By Caterina Roman and John K. Roman
Since the origins of penitentiaries in Europe and America in the 1700s, individuals affiliated with religious institutions have been providing care and support for incarcerated and released prisoners. Fortunately, we have moved past the thinking of the original Quaker penal regimes which held that solitude and silence could bring about spiritual conversion such that dishonest men and women would become virtuous (e.g., rehabilitated). Unfortunately, policymakers and criminal justice stakeholders have not taken advantage of the broader and more nuanced role that faith and spirituality can play for many in offender rehabilitation.
The momentum of mass incarceration has slowed, but the pervasive collateral consequences of incarceration remain unabated—the human toll withstood by those incarcerated and their families, the damage to already marginalized communities, and the skyrocketing public costs of incapacitation. We suggest that policymakers and stakeholders forge creative partnerships to leverage the extraordinary human capital available through faith-based organizations and spirituality-based programming. We propose this not on a foundation of faith, but rather as a reflection on rigorous, transparent, and objective science.

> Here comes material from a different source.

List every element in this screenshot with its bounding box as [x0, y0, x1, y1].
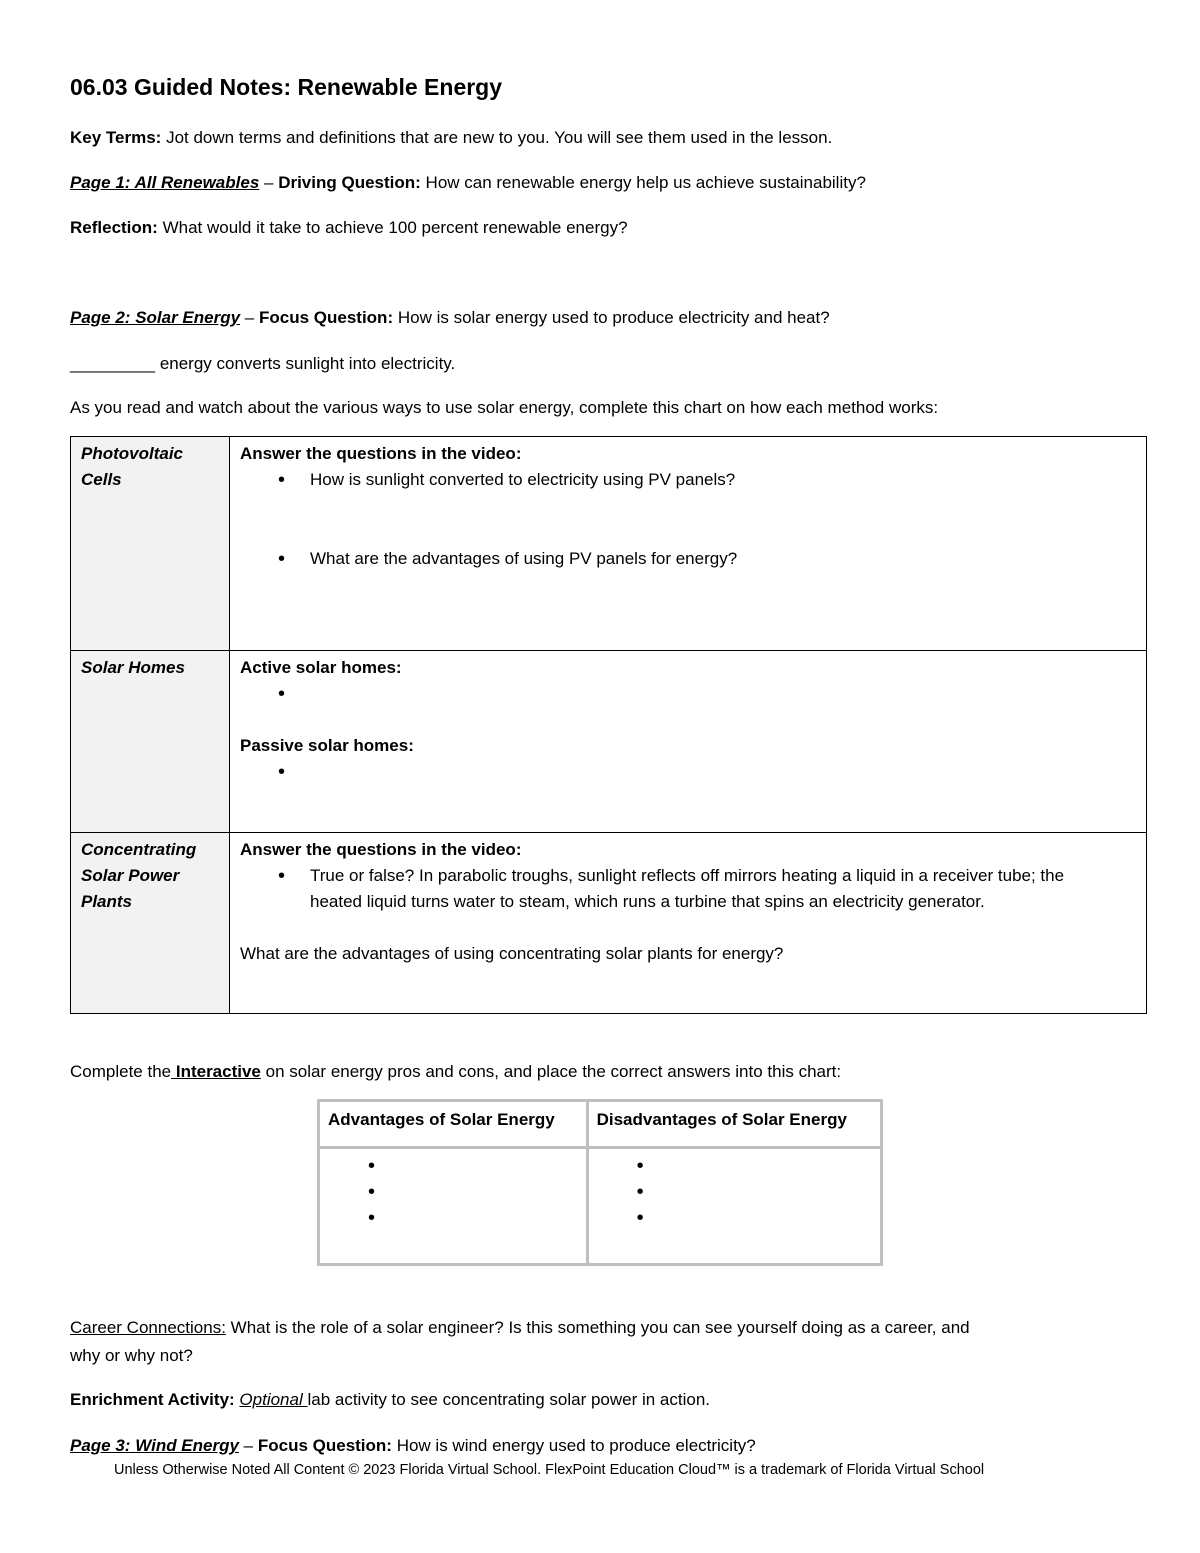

In the United States, thousands of faith-based or spiritually-led programs provide a range of services to individuals in prisons, jails, and returning to their communities that leverage evidence-based practices. However, the majority of these programs offer stand-alone services that are not linked to state, local, or federal criminal justice agencies or comprehensive reentry programs. This creates a disorganized system of individual supports that is misaligned with best practices, which includes coordinating care as a critical element.